RuntimeError: Given groups=1, weight of size [16, 3, 5], expected input[1, 1429, 3] to have 3 channels, but got 1429 channels instead

I am very new to pytorch (still havn’t done a single network yet). And have a hard time understanding when tensors change size. Once this is fixed my next problem is that my sequences have different length, but this i will fix later :smiley:

Any help/insight is greatly appreciated. I feel like its most likely an error stemming from my custom data.Dataset or the network/training loop. Which is why i have that code pasted in.
My plan is to do 3 data.Dataset classes, one for each class. And then concanate them into one data set.

If any information is missing let me know and i will provide as best as i can.

regards

nn.Conv1d expects your input to be [batch_size, channels, length], see the docs. Could you try to swap the axes using:

b_x = b_x.permute(0, 2, 1)

Alternatively you could reshape it in your Dataset's __getitem__ so that your training loop stays a bit cleaner.

Thank you so much for your reply.

I fixed the error by transposing the numpy array in the Dataset’s getitem as you requested :slight_smile:

The line is now:

single_track = torch.from_numpy(np.transpose(genfromtxt(self.list_of_data_files[index], delimiter=','))[:,1:])

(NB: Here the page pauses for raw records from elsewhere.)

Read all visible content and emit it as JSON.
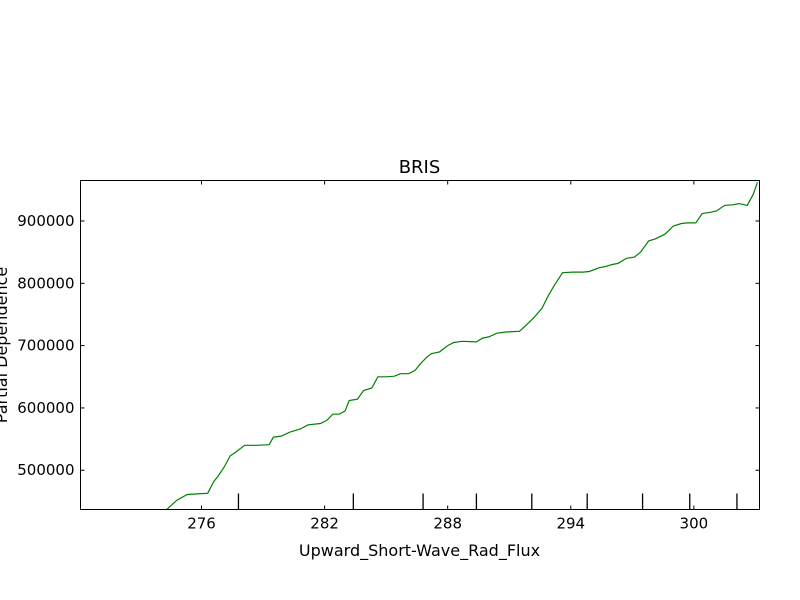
{
  "chart_data": {
    "type": "line",
    "title": "BRIS",
    "xlabel": "Upward_Short-Wave_Rad_Flux",
    "ylabel": "Partial Dependence",
    "xlim": [
      270.1,
      303.2
    ],
    "ylim": [
      437000,
      965000
    ],
    "x_ticks": [
      276,
      282,
      288,
      294,
      300
    ],
    "x_tick_labels": [
      "276",
      "282",
      "288",
      "294",
      "300"
    ],
    "y_ticks": [
      500000,
      600000,
      700000,
      800000,
      900000
    ],
    "y_tick_labels": [
      "500000",
      "600000",
      "700000",
      "800000",
      "900000"
    ],
    "rug_x": [
      277.8,
      283.4,
      286.8,
      289.4,
      292.1,
      294.8,
      297.5,
      299.8,
      302.1
    ],
    "grid": false,
    "series": [
      {
        "color": "#008000",
        "x": [
          274.3,
          274.8,
          275.3,
          275.8,
          276.3,
          276.6,
          276.8,
          277.1,
          277.4,
          277.7,
          278.1,
          278.7,
          279.3,
          279.5,
          279.9,
          280.3,
          280.8,
          281.2,
          281.8,
          282.1,
          282.4,
          282.7,
          283.0,
          283.2,
          283.6,
          283.9,
          284.3,
          284.6,
          285.0,
          285.4,
          285.7,
          286.1,
          286.4,
          286.7,
          287.0,
          287.2,
          287.6,
          288.0,
          288.3,
          288.7,
          289.4,
          289.7,
          290.0,
          290.4,
          290.9,
          291.5,
          291.8,
          292.2,
          292.6,
          292.9,
          293.2,
          293.6,
          294.1,
          294.6,
          294.9,
          295.4,
          295.7,
          296.0,
          296.3,
          296.7,
          297.1,
          297.4,
          297.8,
          298.1,
          298.6,
          299.0,
          299.4,
          299.7,
          300.1,
          300.4,
          300.8,
          301.1,
          301.5,
          301.9,
          302.2,
          302.6,
          302.9,
          303.1
        ],
        "values": [
          437000,
          452000,
          461000,
          462000,
          463000,
          482000,
          490000,
          505000,
          523000,
          530000,
          540000,
          540000,
          541000,
          553000,
          555000,
          561000,
          566000,
          573000,
          575000,
          580000,
          590000,
          590000,
          595000,
          612000,
          614000,
          628000,
          632000,
          650000,
          650000,
          651000,
          655000,
          655000,
          660000,
          672000,
          682000,
          687000,
          690000,
          700000,
          705000,
          707000,
          706000,
          712000,
          714000,
          720000,
          722000,
          723000,
          732000,
          745000,
          760000,
          780000,
          797000,
          817000,
          818000,
          818000,
          819000,
          825000,
          827000,
          830000,
          832000,
          840000,
          842000,
          850000,
          868000,
          871000,
          879000,
          892000,
          896000,
          897000,
          897000,
          912000,
          914000,
          916000,
          925000,
          926000,
          928000,
          925000,
          943000,
          962000
        ]
      }
    ]
  }
}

Unfortunately a new error popped up now calling an error in the type of tensor. I use FloatTensor but it expects a DoubleTensor.

RuntimeError: Expected object of type torch.DoubleTensor but found type torch.FloatTensor for argument #2 'weight'

For what i understand its an error that occurs when it uses both cpu and gpu? I don’t know how to set which processor to use so will have to look into that :slight_smile:

Probably, you may need to call .float() on your data and models to solve this.

1 Like

Thank you! Now it works (except for my different sequence lengths, but i will look into padding now :smile: )

Hello I am new to pytorch as well - where would I insert the .float()?

So what does the final code that works look like?